Dans la forêt, le dimanche, nous avions la chasse, qui constituait
pour tous une belle distraction ; sur ces rochers abrupts nous avions le
loisir de suivre, dans le ciel, les évolutions lointaines des condors à des
hauteurs vertigineuses. C'était tout de même un peu monotone, et mes hommes
avaient imaginé un divertissement que l'on ne peut s'offrir partout : ils
appelaient cela le jeu de moutons. Cela consistait à ébranler d'énormes blocs
et à les faire rouler dans les précipices. Ces blocs dévalaient bientôt à des
vitesses folles, faisaient des bonds prodigieux. À la jumelle, on les voyait
parfois éclater sous l'effet de la force centrifuge ; parfois, aussi,
mille ou mille cinq cents mètres plus bas, dans la forêt déserte, ou supposée
telle, ils fauchaient des arbres comme l'eussent fait des obus de gros calibre.
On s'amuse comme on peut dans l'Aconquija !
L'équipe en question faillit d'ailleurs ne jamais revenir.
Un jour de septembre, de gros nuages noirs voilèrent les cimes.

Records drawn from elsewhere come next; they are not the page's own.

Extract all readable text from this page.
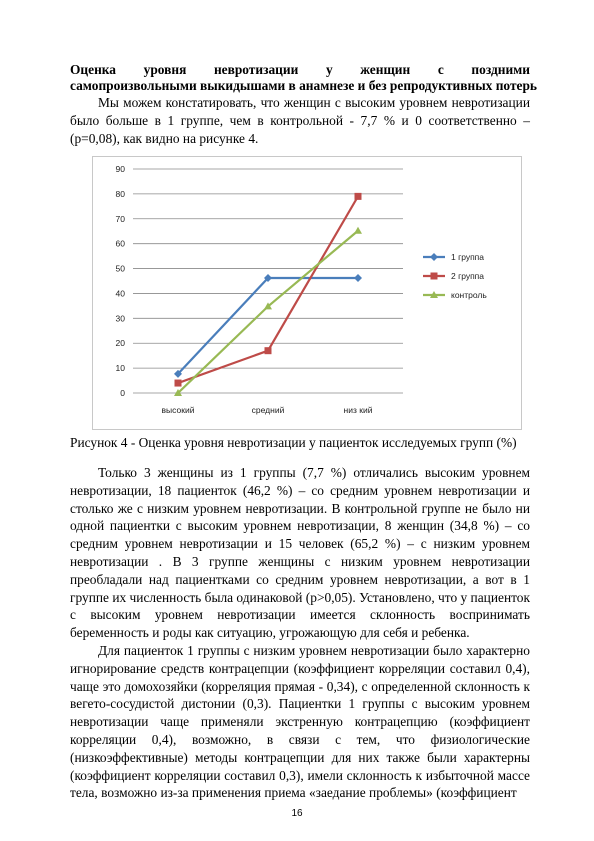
Оценка уровня невротизации у женщин с поздними
самопроизвольными выкидышами в анамнезе и без репродуктивных потерь

Мы можем констатировать, что женщин с высоким уровнем невротизации было больше в 1 группе, чем в контрольной - 7,7 % и 0 соответственно – (р=0,08), как видно на рисунке 4.

0
10
20
30
40
50
60
70
80
90
высокий	средний	низ кий
1 группа
2 группа
контроль
Рисунок 4 - Оценка уровня невротизации у пациенток исследуемых групп (%)

Только 3 женщины из 1 группы (7,7 %) отличались высоким уровнем невротизации, 18 пациенток (46,2 %) – со средним уровнем невротизации и столько же с низким уровнем невротизации. В контрольной группе не было ни одной пациентки с высоким уровнем невротизации, 8 женщин (34,8 %) – со средним уровнем невротизации и 15 человек (65,2 %) – с низким уровнем невротизации . В 3 группе женщины с низким уровнем невротизации преобладали над пациентками со средним уровнем невротизации, а вот в 1 группе их численность была одинаковой (р>0,05). Установлено, что у пациенток с высоким уровнем невротизации имеется склонность воспринимать беременность и роды как ситуацию, угрожающую для себя и ребенка.

Для пациенток 1 группы с низким уровнем невротизации было характерно игнорирование средств контрацепции (коэффициент корреляции составил 0,4), чаще это домохозяйки (корреляция прямая - 0,34), с определенной склонность к вегето-сосудистой дистонии (0,3). Пациентки 1 группы с высоким уровнем невротизации чаще применяли экстренную контрацепцию (коэффициент корреляции 0,4), возможно, в связи с тем, что физиологические (низкоэффективные) методы контрацепции для них также были характерны (коэффициент корреляции составил 0,3), имели склонность к избыточной массе тела, возможно из-за применения приема «заедание проблемы» (коэффициент

16
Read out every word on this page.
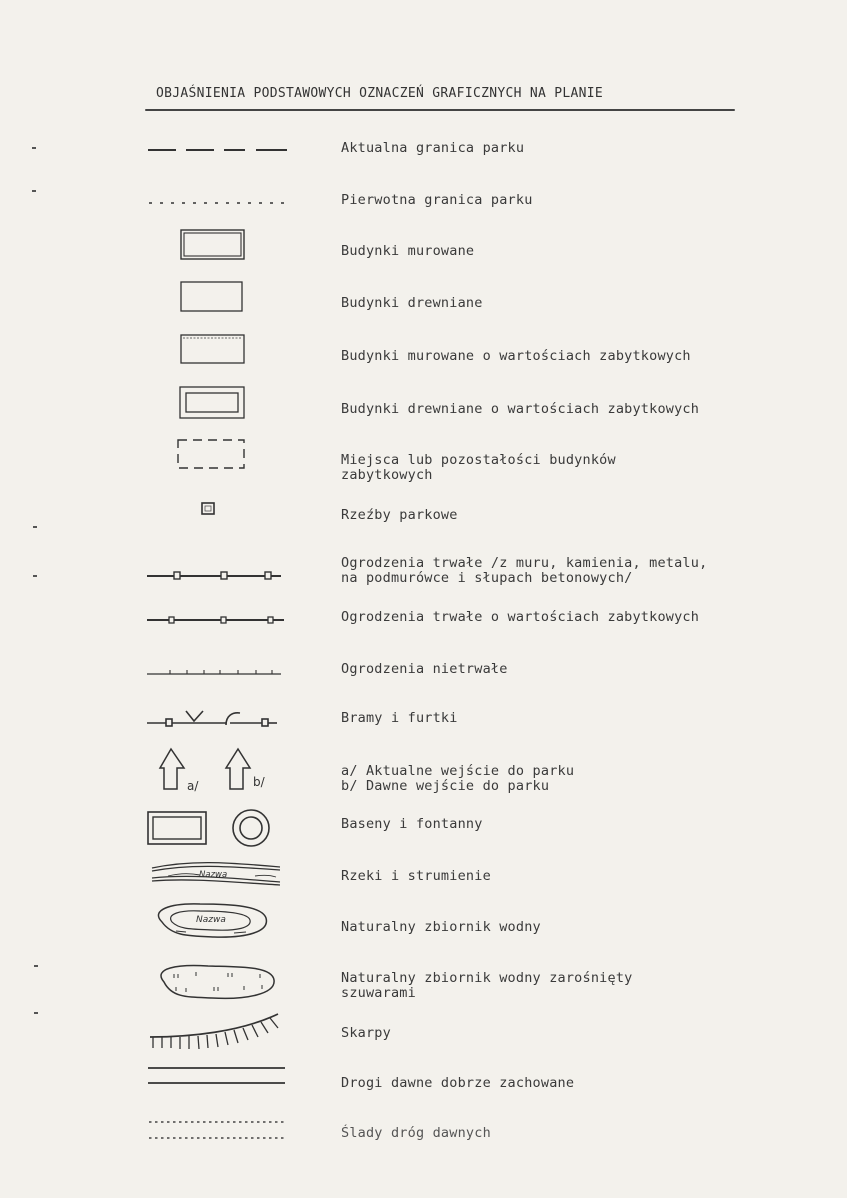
OBJAŚNIENIA PODSTAWOWYCH OZNACZEŃ GRAFICZNYCH NA PLANIE
Aktualna granica parku
Pierwotna granica parku
Budynki murowane
Budynki drewniane
Budynki murowane o wartościach zabytkowych
Budynki drewniane o wartościach zabytkowych
Miejsca lub pozostałości budynków
zabytkowych
Rzeźby parkowe
Ogrodzenia trwałe /z muru, kamienia, metalu,
na podmurówce i słupach betonowych/
Ogrodzenia trwałe o wartościach zabytkowych
Ogrodzenia nietrwałe
Bramy i furtki
a/	b/
a/ Aktualne wejście do parku
b/ Dawne wejście do parku
Baseny i fontanny
Nazwa	Rzeki i strumienie
Nazwa	Naturalny zbiornik wodny
Naturalny zbiornik wodny zarośnięty
szuwarami
Skarpy
Drogi dawne dobrze zachowane
Ślady dróg dawnych
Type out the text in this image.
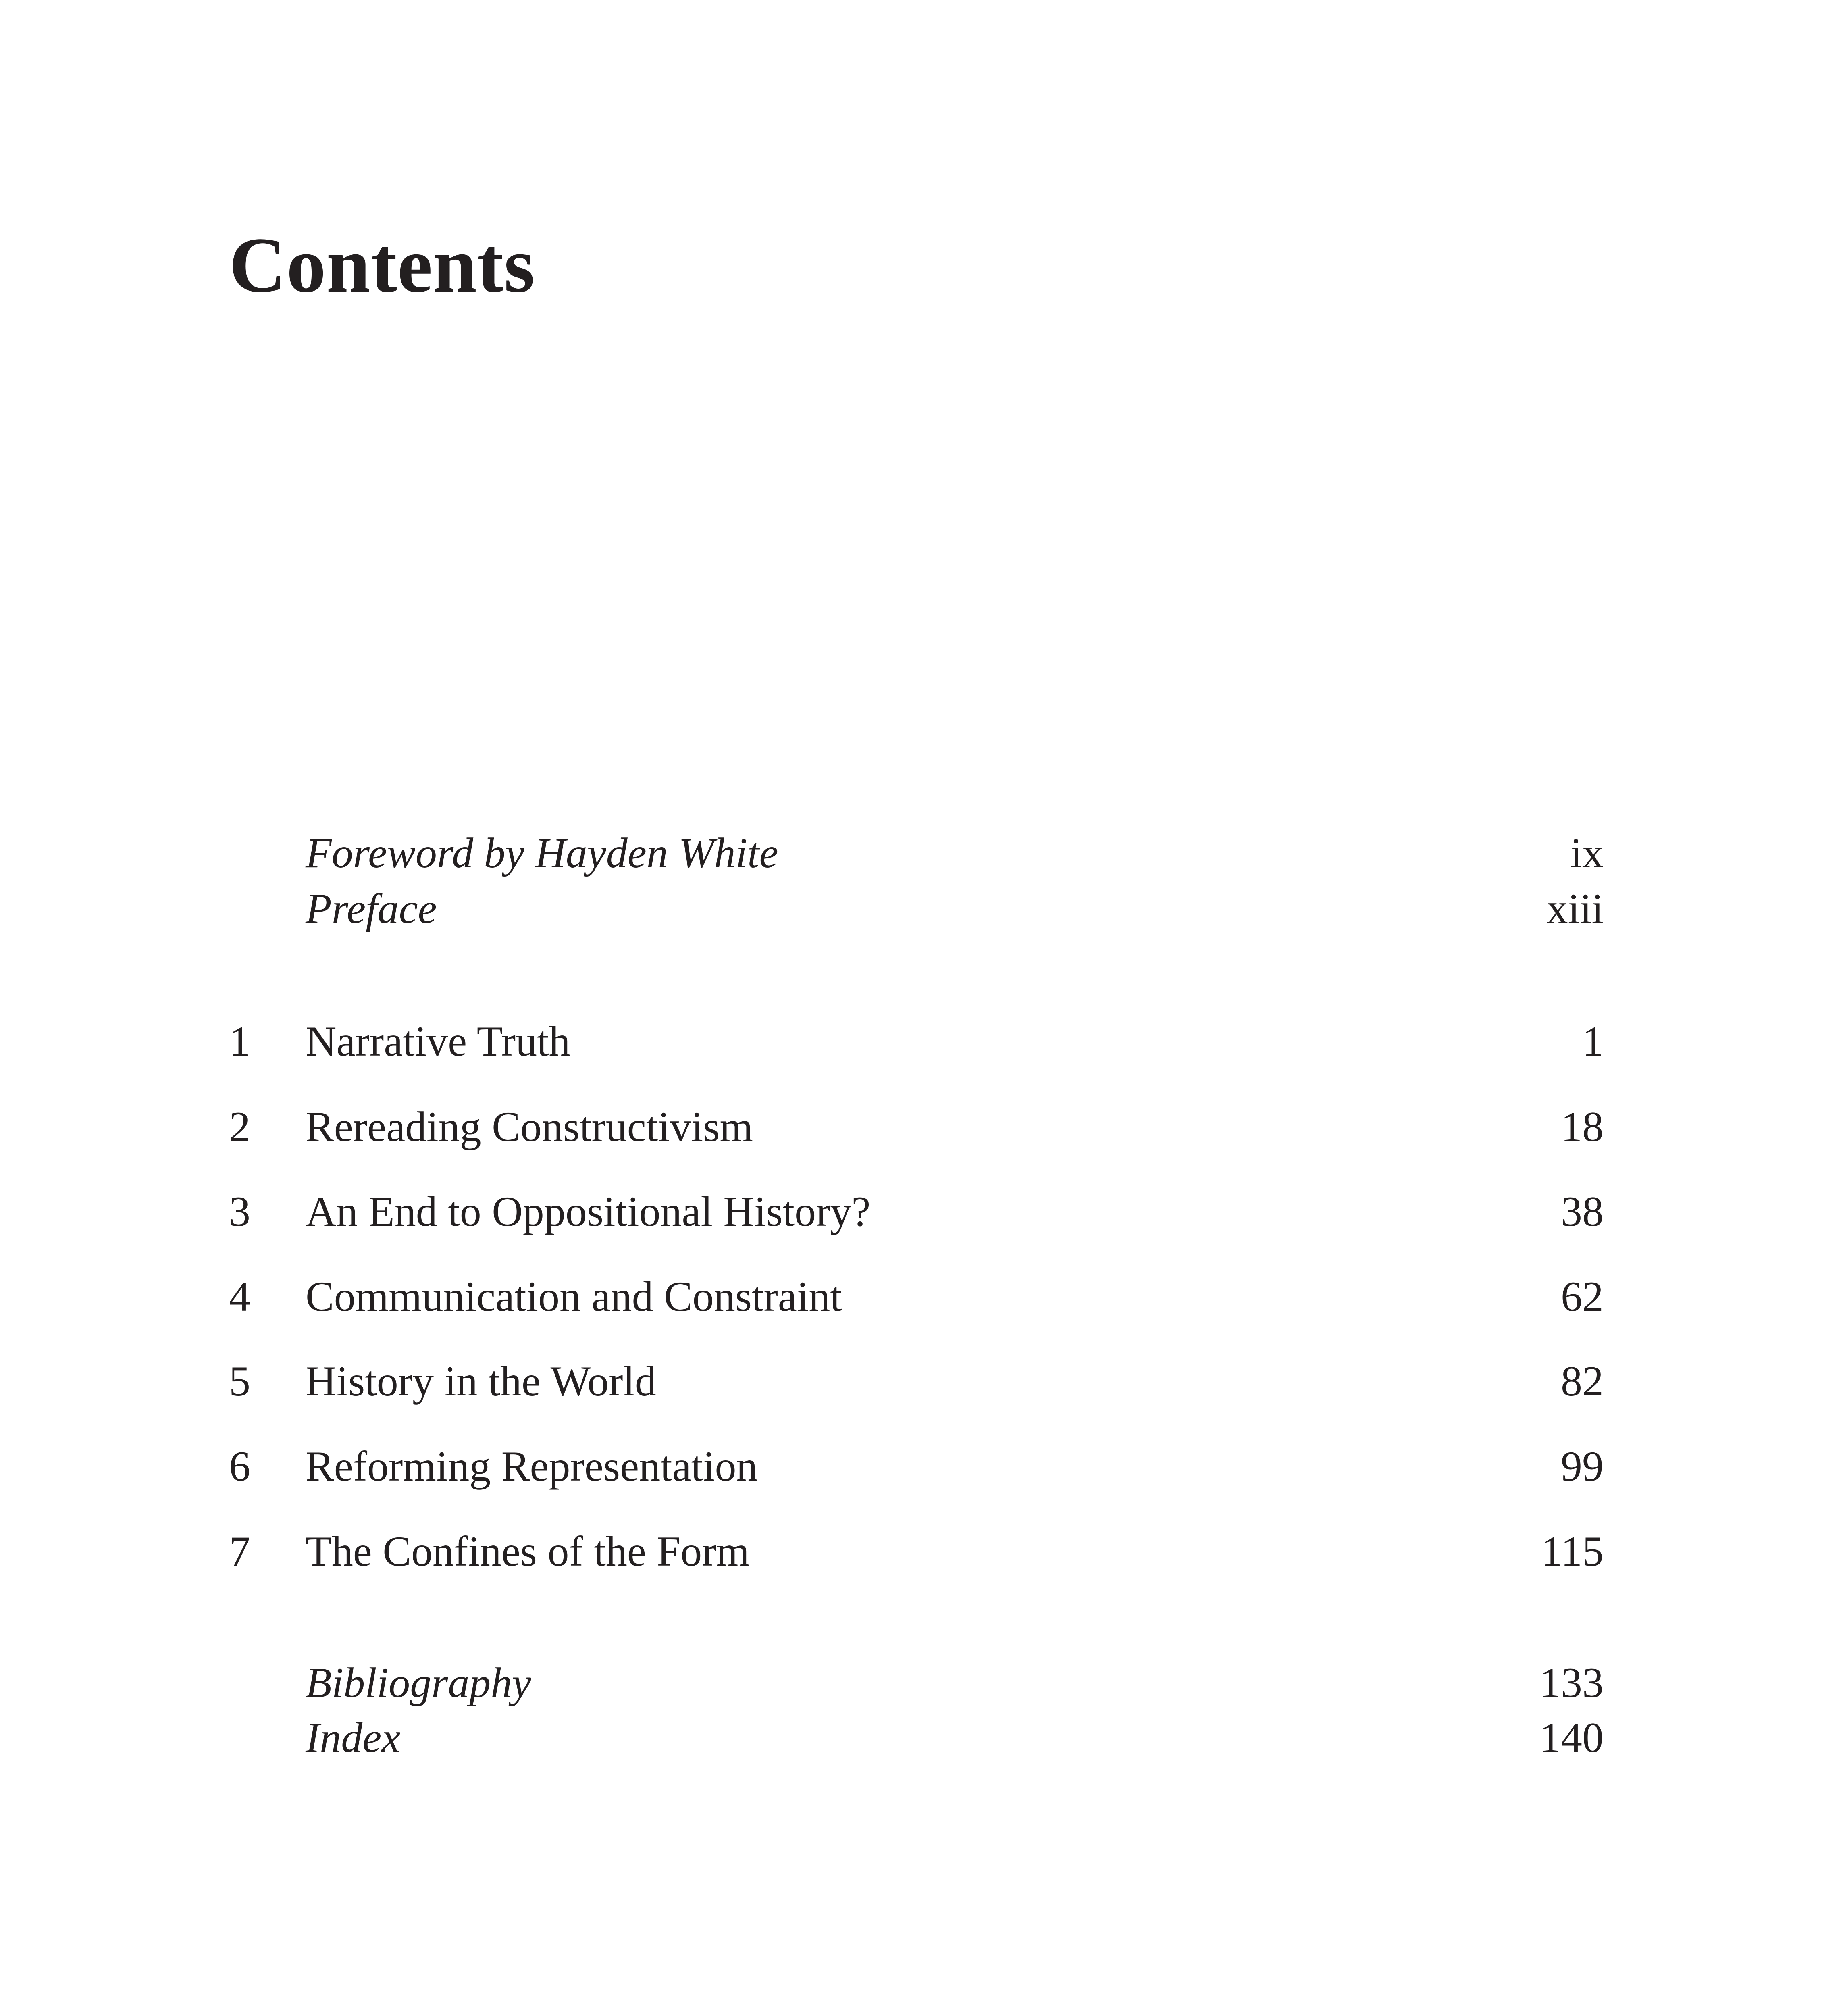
Contents
Foreword by Hayden White	ix
Preface	xiii
1 Narrative Truth	1
2 Rereading Constructivism	18
3 An End to Oppositional History?	38
4 Communication and Constraint	62
5 History in the World	82
6 Reforming Representation	99
7 The Confines of the Form	115
Bibliography	133
Index	140
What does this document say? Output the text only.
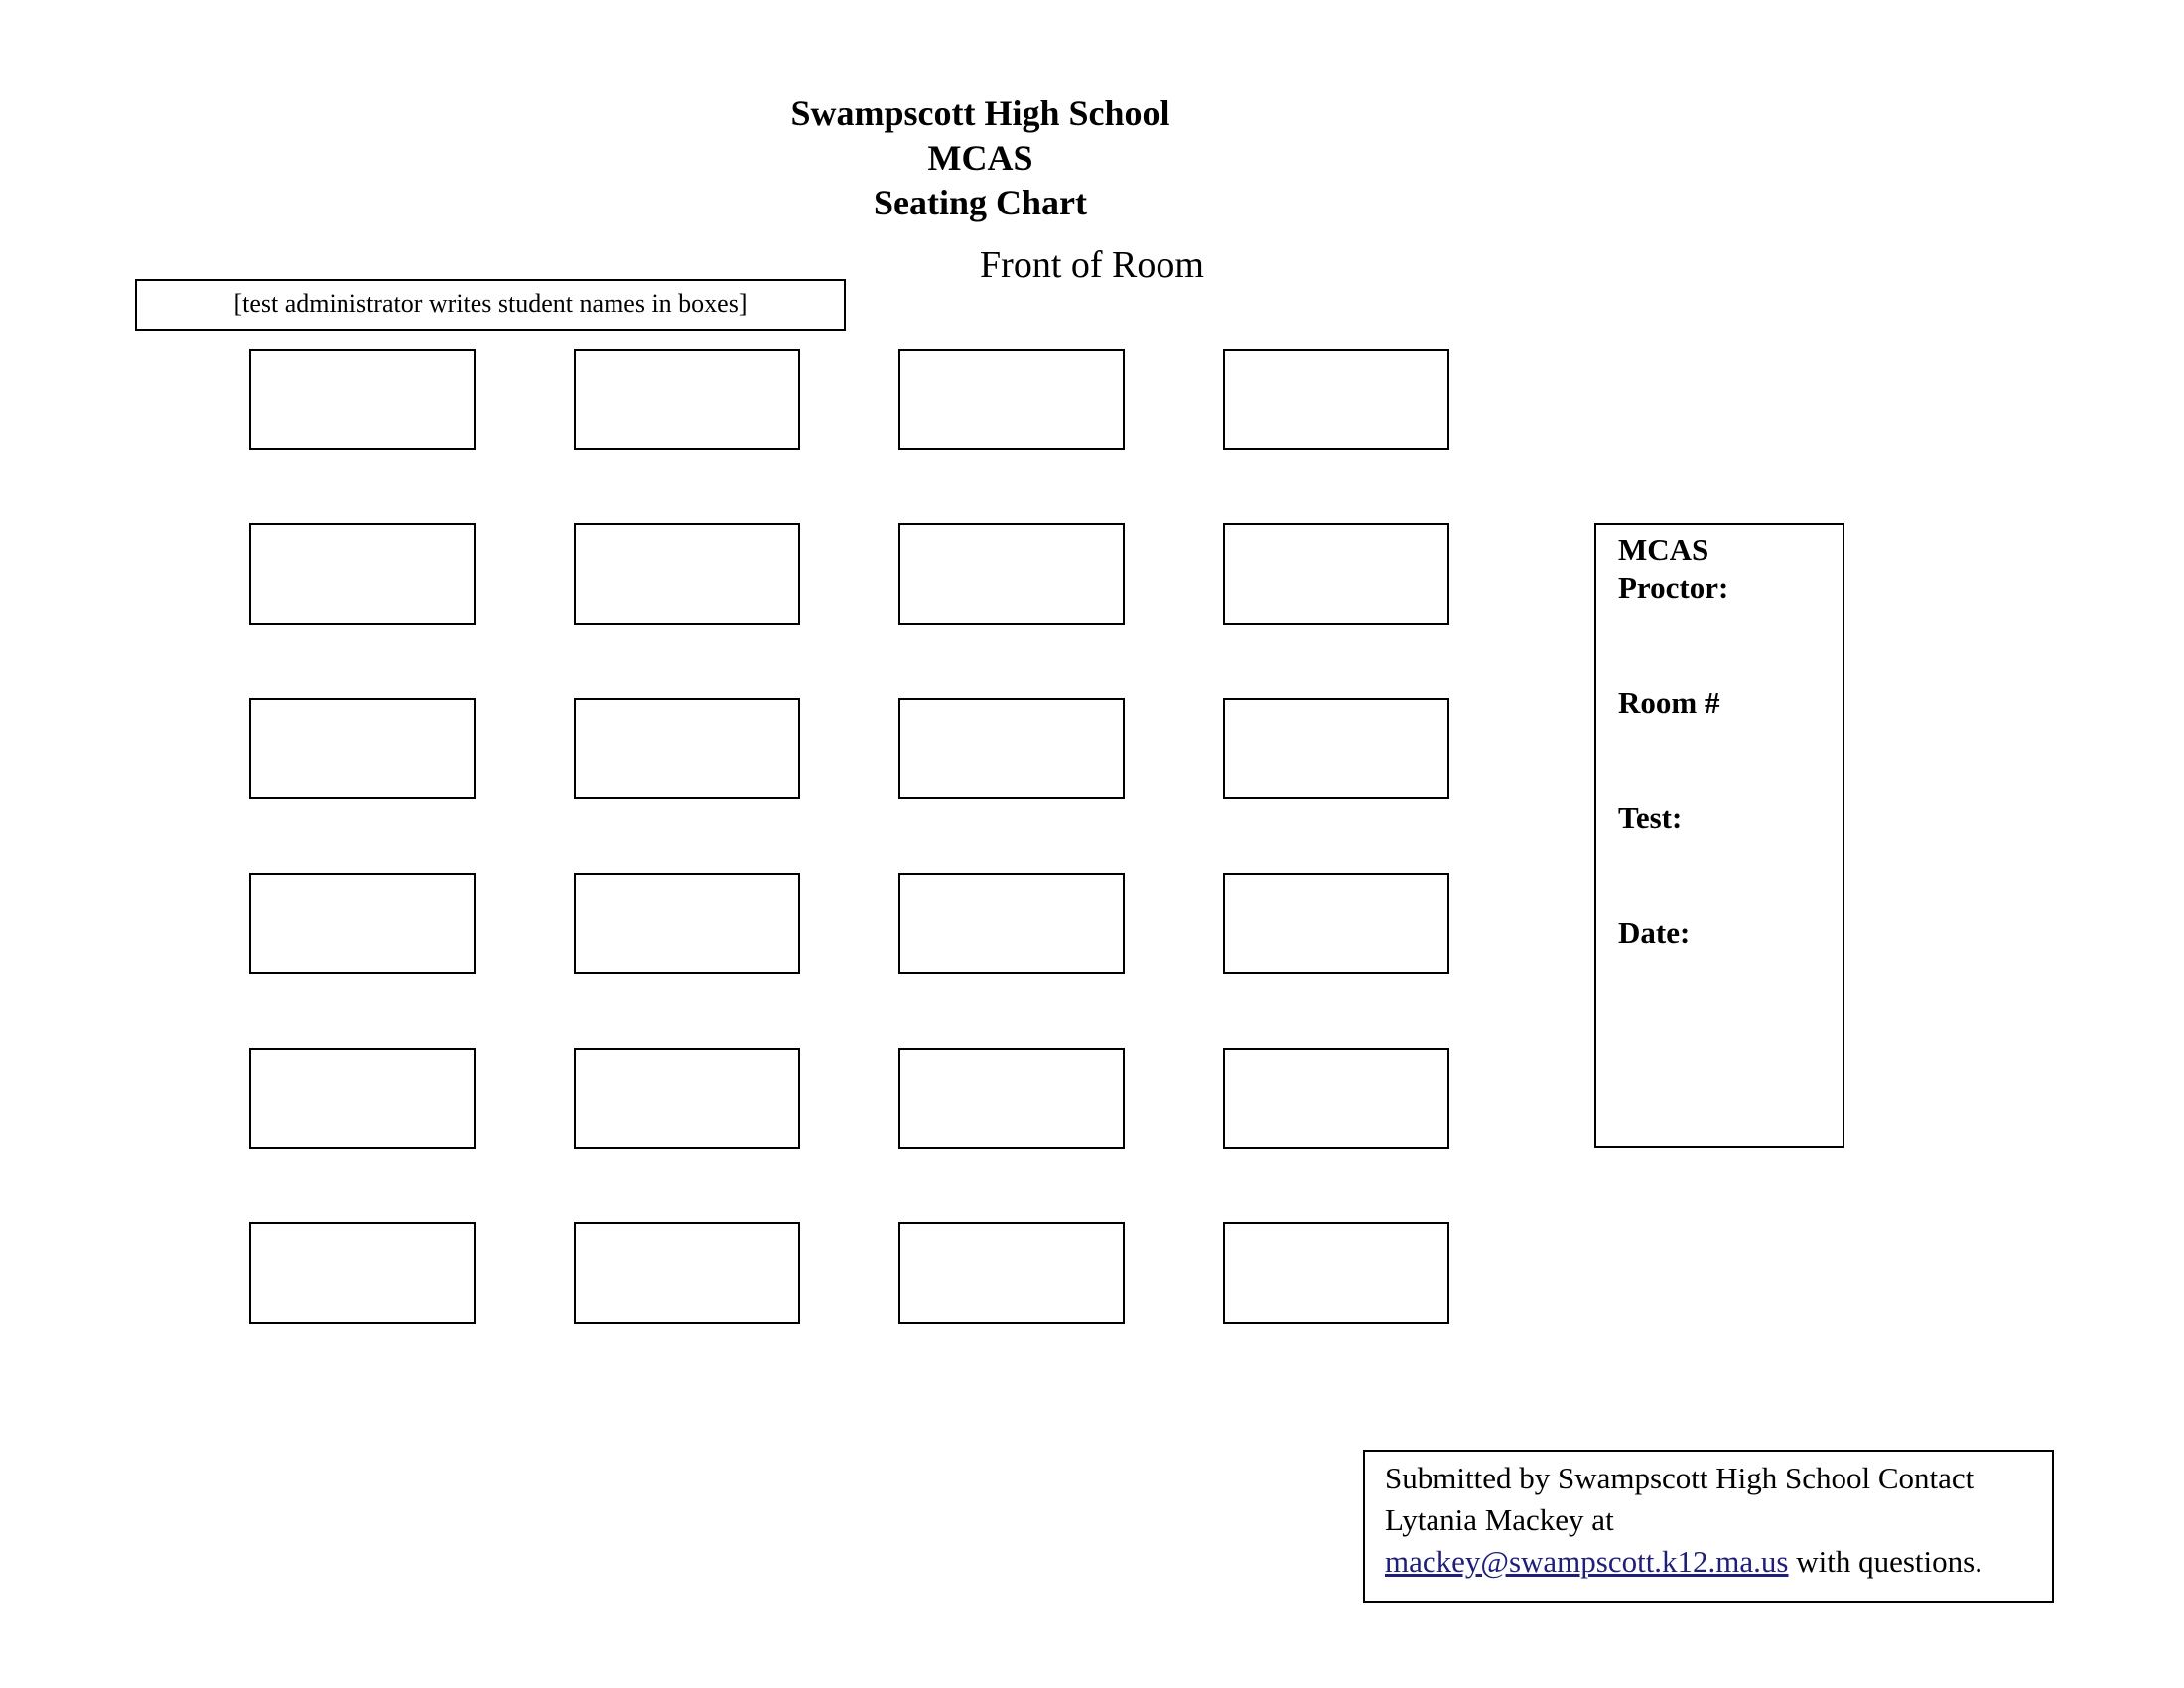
Swampscott High School
MCAS
Seating Chart
Front of Room
[test administrator writes student names in boxes]
MCAS
Proctor:
Room #
Test:
Date:
Submitted by Swampscott High School Contact
Lytania Mackey at
mackey@swampscott.k12.ma.us with questions.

Peu après, de
gros flocons de neige se mirent à tomber. Plus que les tremblements de terre,
auxquels nous étions accoutumés, ils nous plongèrent dans l'inquiétude. Nous
levâmes le camp dans un temps record ; mais il nous fallut deux jours pour
atteindre la zone où la neige se transforme en pluie. Deux jours et deux nuits
d'angoisses, de glissades, animaux et gens. Un jour plus tard, nous n'aurions
pas pu nous en sortir.
Le plus âgé de nos guides : Molina, homme de
soixante-deux ans, qui, toute sa jeunesse, avant la construction du chemin de
fer de Bolivie, avait été muletier et qui demeurait toute l'année dans la
Cordillère, nous confessa qu'il ne s'était jamais trouvé dans une semblable
situation et que les condors avaient manqué de peu de faire ripaille.
Léon VUILLAME.
(1) C’est le 9 juillet 1816, à Tucuman, que le Congrès
des Provinces Unies du Rio de la Plata déclara l'indépendance de l'Argentine.
(2) C'est, en effet, pendant la saison pluvieuse d'été que
la neige tombe dans cette région des Andes.